Pragmatic urgency – speeding up on REDD

 

Canopy of Daintree RainforestREDD (Reducing Emissions from Deforestation and Degradation) and REDD plus. Everyone’s talking about it. Currently forest loss is thought to contribute between 12 and 17 percent of annual global greenhouse gas emissions and the commitment to focus on REDD was one of the few positive outcomes from Copenhagen in December.


But despite the allocation of significant public funding, including more than 64million USD from the UN-REDD programme, it’s frustratingly slow. Many of our clients are interested in forestry now to help them in their carbon reduction and climate mitigation activities: it’s a well known significant contributor to climate change which is understood by consumers and stakeholders, plus many projects have positive and compelling stories about benefits to local communities. A reforestation project in the southern highlands of Tanzania, the first in Africa to be VCS validated, was bought by clients within weeks of becoming available, attractive because of its trees, location and school support and infrastructure building programme.


We’d like to engage REDD projects for our clients and have been talking to three possible partners, each representing a slightly different REDD proposal, each at a different stage of development, and each ripe for investment: 

- a local community forest and wildlife protection project in Kenya which is approved by the CCBA;
- projects in post war reconstruction zones throughout Africa which provide initial technical support and capacity building to develop self-supporting carbon initiatives;
- and a diverse portfolio of carbon credits from a range of projects protecting against tropical deforestation.

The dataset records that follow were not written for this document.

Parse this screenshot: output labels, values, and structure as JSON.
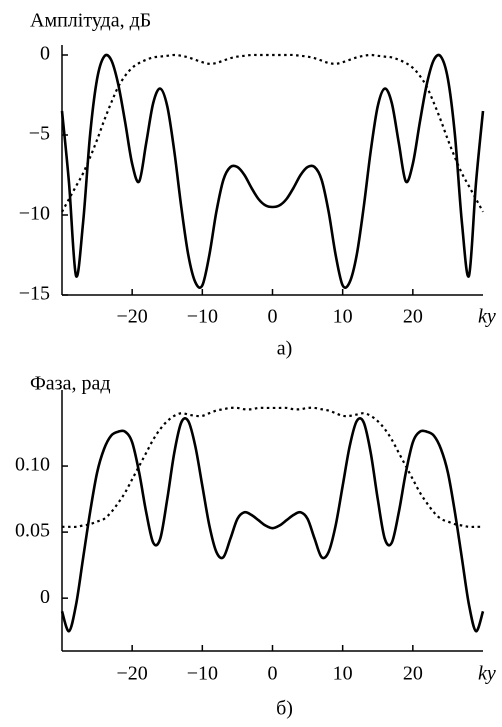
{
  "chart_data": [
    {
      "type": "line",
      "title": "Амплітуда, дБ",
      "xlabel": "ky",
      "caption": "а)",
      "x": [
        -30,
        -29,
        -28,
        -27,
        -26,
        -25,
        -24,
        -23,
        -22,
        -21,
        -20,
        -19,
        -18,
        -17,
        -16,
        -15,
        -14,
        -13,
        -12,
        -11,
        -10,
        -9,
        -8,
        -7,
        -6,
        -5,
        -4,
        -3,
        -2,
        -1,
        0,
        1,
        2,
        3,
        4,
        5,
        6,
        7,
        8,
        9,
        10,
        11,
        12,
        13,
        14,
        15,
        16,
        17,
        18,
        19,
        20,
        21,
        22,
        23,
        24,
        25,
        26,
        27,
        28,
        29,
        30
      ],
      "series": [
        {
          "color": "#000000",
          "line_style": "solid",
          "values": [
            -3.5,
            -8,
            -13.8,
            -10.5,
            -5,
            -1.5,
            -0.1,
            -0.3,
            -1.8,
            -4.2,
            -6.8,
            -7.9,
            -5.5,
            -3,
            -2.1,
            -3.2,
            -6,
            -9.5,
            -12.5,
            -14.2,
            -14.4,
            -12.5,
            -9.8,
            -7.8,
            -7,
            -7,
            -7.5,
            -8.3,
            -9,
            -9.4,
            -9.5,
            -9.4,
            -9,
            -8.3,
            -7.5,
            -7,
            -7,
            -7.8,
            -9.8,
            -12.5,
            -14.4,
            -14.2,
            -12.5,
            -9.5,
            -6,
            -3.2,
            -2.1,
            -3,
            -5.5,
            -7.9,
            -6.8,
            -4.2,
            -1.8,
            -0.3,
            -0.1,
            -1.5,
            -5,
            -10.5,
            -13.8,
            -8,
            -3.5
          ]
        },
        {
          "color": "#000000",
          "line_style": "dotted",
          "values": [
            -9.8,
            -9,
            -8.2,
            -7.4,
            -6.4,
            -5.3,
            -4.1,
            -3,
            -2,
            -1.3,
            -0.8,
            -0.5,
            -0.3,
            -0.15,
            -0.1,
            -0.05,
            0,
            -0.05,
            -0.15,
            -0.3,
            -0.45,
            -0.55,
            -0.5,
            -0.35,
            -0.2,
            -0.1,
            -0.05,
            0,
            0,
            0,
            0,
            0,
            0,
            0,
            -0.05,
            -0.1,
            -0.2,
            -0.35,
            -0.5,
            -0.55,
            -0.45,
            -0.3,
            -0.15,
            -0.05,
            0,
            -0.05,
            -0.1,
            -0.15,
            -0.3,
            -0.5,
            -0.8,
            -1.3,
            -2,
            -3,
            -4.1,
            -5.3,
            -6.4,
            -7.4,
            -8.2,
            -9,
            -9.8
          ]
        }
      ],
      "xlim": [
        -30,
        30
      ],
      "xticks": [
        {
          "value": -20,
          "label": "−20"
        },
        {
          "value": -10,
          "label": "−10"
        },
        0,
        10,
        20
      ],
      "ylim": [
        -15,
        0
      ],
      "yticks": [
        0,
        {
          "value": -5,
          "label": "−5"
        },
        {
          "value": -10,
          "label": "−10"
        },
        {
          "value": -15,
          "label": "−15"
        }
      ]
    },
    {
      "type": "line",
      "title": "Фаза, рад",
      "xlabel": "ky",
      "caption": "б)",
      "x": [
        -30,
        -29,
        -28,
        -27,
        -26,
        -25,
        -24,
        -23,
        -22,
        -21,
        -20,
        -19,
        -18,
        -17,
        -16,
        -15,
        -14,
        -13,
        -12,
        -11,
        -10,
        -9,
        -8,
        -7,
        -6,
        -5,
        -4,
        -3,
        -2,
        -1,
        0,
        1,
        2,
        3,
        4,
        5,
        6,
        7,
        8,
        9,
        10,
        11,
        12,
        13,
        14,
        15,
        16,
        17,
        18,
        19,
        20,
        21,
        22,
        23,
        24,
        25,
        26,
        27,
        28,
        29,
        30
      ],
      "series": [
        {
          "color": "#000000",
          "line_style": "solid",
          "values": [
            -0.01,
            -0.025,
            -0.005,
            0.03,
            0.065,
            0.095,
            0.113,
            0.123,
            0.126,
            0.126,
            0.118,
            0.095,
            0.065,
            0.042,
            0.045,
            0.075,
            0.11,
            0.133,
            0.134,
            0.115,
            0.085,
            0.055,
            0.035,
            0.031,
            0.045,
            0.06,
            0.065,
            0.063,
            0.059,
            0.055,
            0.053,
            0.055,
            0.059,
            0.063,
            0.065,
            0.06,
            0.045,
            0.031,
            0.035,
            0.055,
            0.085,
            0.115,
            0.134,
            0.133,
            0.11,
            0.075,
            0.045,
            0.042,
            0.065,
            0.095,
            0.118,
            0.126,
            0.126,
            0.123,
            0.113,
            0.095,
            0.065,
            0.03,
            -0.005,
            -0.025,
            -0.01
          ]
        },
        {
          "color": "#000000",
          "line_style": "dotted",
          "values": [
            0.054,
            0.054,
            0.054,
            0.055,
            0.056,
            0.058,
            0.06,
            0.065,
            0.072,
            0.08,
            0.09,
            0.1,
            0.11,
            0.12,
            0.128,
            0.134,
            0.138,
            0.14,
            0.139,
            0.138,
            0.138,
            0.14,
            0.142,
            0.143,
            0.144,
            0.144,
            0.143,
            0.143,
            0.144,
            0.144,
            0.144,
            0.144,
            0.144,
            0.143,
            0.143,
            0.144,
            0.144,
            0.143,
            0.142,
            0.14,
            0.138,
            0.138,
            0.139,
            0.14,
            0.138,
            0.134,
            0.128,
            0.12,
            0.11,
            0.1,
            0.09,
            0.08,
            0.072,
            0.065,
            0.06,
            0.058,
            0.056,
            0.055,
            0.054,
            0.054,
            0.054
          ]
        }
      ],
      "xlim": [
        -30,
        30
      ],
      "xticks": [
        {
          "value": -20,
          "label": "−20"
        },
        {
          "value": -10,
          "label": "−10"
        },
        0,
        10,
        20
      ],
      "ylim": [
        -0.04,
        0.15
      ],
      "yticks": [
        0,
        0.05,
        {
          "value": 0.1,
          "label": "0.10"
        }
      ]
    }
  ]
}
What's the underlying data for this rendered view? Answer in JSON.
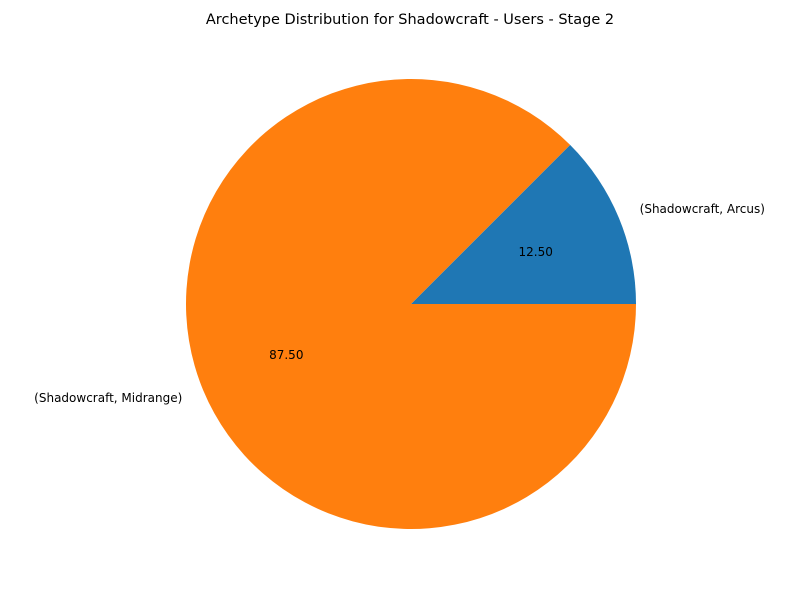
{
  "chart_data": {
    "type": "pie",
    "title": "Archetype Distribution for Shadowcraft - Users - Stage 2",
    "slices": [
      {
        "label": "(Shadowcraft, Arcus)",
        "value": 12.5,
        "display": "12.50",
        "color": "#1f77b4"
      },
      {
        "label": "(Shadowcraft, Midrange)",
        "value": 87.5,
        "display": "87.50",
        "color": "#ff7f0e"
      }
    ],
    "start_angle_deg": 0,
    "direction": "counterclockwise",
    "legend": "none"
  }
}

But what is the appetite from business leaders to take action on REDD? What sort of risk are they willing to take? And how will they measure their returns?

 

We don’t know the answers and on a warm Wednesday night in Soho we gathered twelve executives to debate these issues. The discussion ranged from the general -“democracy is not serving climate change well”- to the specific - “these people are tired of charity and would much rather have a job.” Along the way we covered cowboys acquiring land rights in Papua New Guinea, turning REDD into an asset class, businesses needing to protect their supply chain and the appetite for risk versus return. The interests around the table were diverse - from large financial institutions to not for profit forestry specialists to businesses with significant carbon reduction commitments - so, unsurprisingly, the opinions also varied widely. However, my three key takeaways could be summarised as follows:

 

Firstly, there isn’t a perfect solution for businesses to guarantee a return on REDD at this point in time. We know REDD is crucial in the climate change battle and lots of people and organisations are experimenting and discussing, but in order to learn and progress we need to take a few risks.

 

Secondly, certainly in the short term, we need think about something other than a traditional verified carbon offset offering - although reducing emissions is a key driver, many of the REDD projects underway also have terrific stories to tell about water and eco-system protection and local community support and empowerment which will be compelling for clients. We need to package these projects to enable clients to have a measurable asset, in addition to a powerful corporate responsibility activity.

 

And finally, ‘Don’t let the perfect be the enemy of the good’ is an increasingly over-used phrase these days, but ‘pragmatic urgency’ seems to sum up the situation - taking action on REDD now will have a powerful impact on global greenhouse gas emissions so let’s present businesses with opportunities which are both persuasive and realistic about the risks and returns.